The plan allocates just over half of its cost to physical infrastructure such as roads and highways, breaking up spending over a five-year period. Here’s a breakdown of the GOP plan:
- $299 billion for roads and bridges.
- $65 billion for broadband.
- $61 billion for public transit systems.
- $44 billion for airports.
- $35 billion for drinking water and wastewater.
- $20 billion for rail.
- $17 billion for ports and waterways.
- $14 billion for water storage.
- $13 billion for road safety.
It outlined possible sources of revenue like “user-fees,” charges meant to shift the burden of upgrading the country away from large firms and onto people using the services. Republicans dismissed a corporate tax hike, reflecting their staunch opposition to rolling back former President Donald Trump’s signature tax law.
The plan encourages the use of unspent coronavirus relief money to offset the plan’s pricetag, and as well as investments from the private sector.
The path ahead for the Republican proposal is unclear, though a legislative breakthrough doesn’t appear likely in the short term. Democrats are likely to reject the Republican proposal as too meager. The framework is only about a quarter of the $2.3 billion infrastructure and jobs plan Biden unveiled late last month.
The White House said this week it’s opposed to user-fees, viewing them as a violation of Biden’s campaign promise to not raise taxes for people earning below $400,000. Other key Senate Democrats such as Joe Manchin of West Virginia have also said they are opposed.
Biden’s plan includes funds for roads and bridges, clean-energy incentives, in-home elder care, broadband, and affordable housing, among other areas.

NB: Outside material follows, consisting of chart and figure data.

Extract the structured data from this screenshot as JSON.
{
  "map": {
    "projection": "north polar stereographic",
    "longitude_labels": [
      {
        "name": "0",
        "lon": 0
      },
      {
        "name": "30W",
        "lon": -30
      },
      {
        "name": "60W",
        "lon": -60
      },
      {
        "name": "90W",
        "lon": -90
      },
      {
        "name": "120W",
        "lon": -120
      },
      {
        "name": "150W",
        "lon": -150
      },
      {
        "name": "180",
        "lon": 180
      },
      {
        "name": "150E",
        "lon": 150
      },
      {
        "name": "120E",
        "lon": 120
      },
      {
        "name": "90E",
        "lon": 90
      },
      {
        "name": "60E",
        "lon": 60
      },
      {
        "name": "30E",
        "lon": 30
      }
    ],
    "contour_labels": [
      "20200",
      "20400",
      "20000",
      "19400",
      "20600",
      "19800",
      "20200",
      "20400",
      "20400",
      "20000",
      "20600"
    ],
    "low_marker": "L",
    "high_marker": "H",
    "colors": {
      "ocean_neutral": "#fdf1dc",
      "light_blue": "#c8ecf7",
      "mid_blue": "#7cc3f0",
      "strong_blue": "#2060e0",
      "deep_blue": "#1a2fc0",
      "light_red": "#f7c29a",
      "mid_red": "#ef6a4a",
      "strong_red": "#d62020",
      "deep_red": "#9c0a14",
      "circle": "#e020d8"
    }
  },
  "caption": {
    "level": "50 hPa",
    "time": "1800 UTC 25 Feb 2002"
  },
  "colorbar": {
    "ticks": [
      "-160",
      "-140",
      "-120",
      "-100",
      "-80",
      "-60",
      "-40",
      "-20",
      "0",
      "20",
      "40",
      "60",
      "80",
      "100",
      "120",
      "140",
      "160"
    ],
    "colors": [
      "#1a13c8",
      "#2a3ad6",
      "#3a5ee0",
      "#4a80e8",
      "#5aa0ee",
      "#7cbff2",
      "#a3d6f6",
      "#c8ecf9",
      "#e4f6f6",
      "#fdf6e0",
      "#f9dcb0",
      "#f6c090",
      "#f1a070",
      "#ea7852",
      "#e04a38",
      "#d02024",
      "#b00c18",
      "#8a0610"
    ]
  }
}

The Biden plan would be paid for with a corporate tax increase from 21% to 28%, a partial repeal of Trump’s tax law enacted in 2017. Another economic proposal directed at families is expected later this month, with tax hikes on wealthy people.
Republicans are lining up against the Biden public-works plan, particularly the corporate tax increase. The GOP has assailed it as a “slush-fund” and a “Trojan horse” for Democratic priorities. Senate Minority Leader Mitch McConnell came out in support of the GOP blueprint on Thursday.
“Americans need and deserve bipartisan infrastructure solutions,” he tweeted. “I hope Democrats will come to the table and work with us on a bipartisan path forward to strengthen our homeland.”
Democrats argue they want to ramp up spending to alleviate economic inequality and speed up the country’s recovery from the pandemic.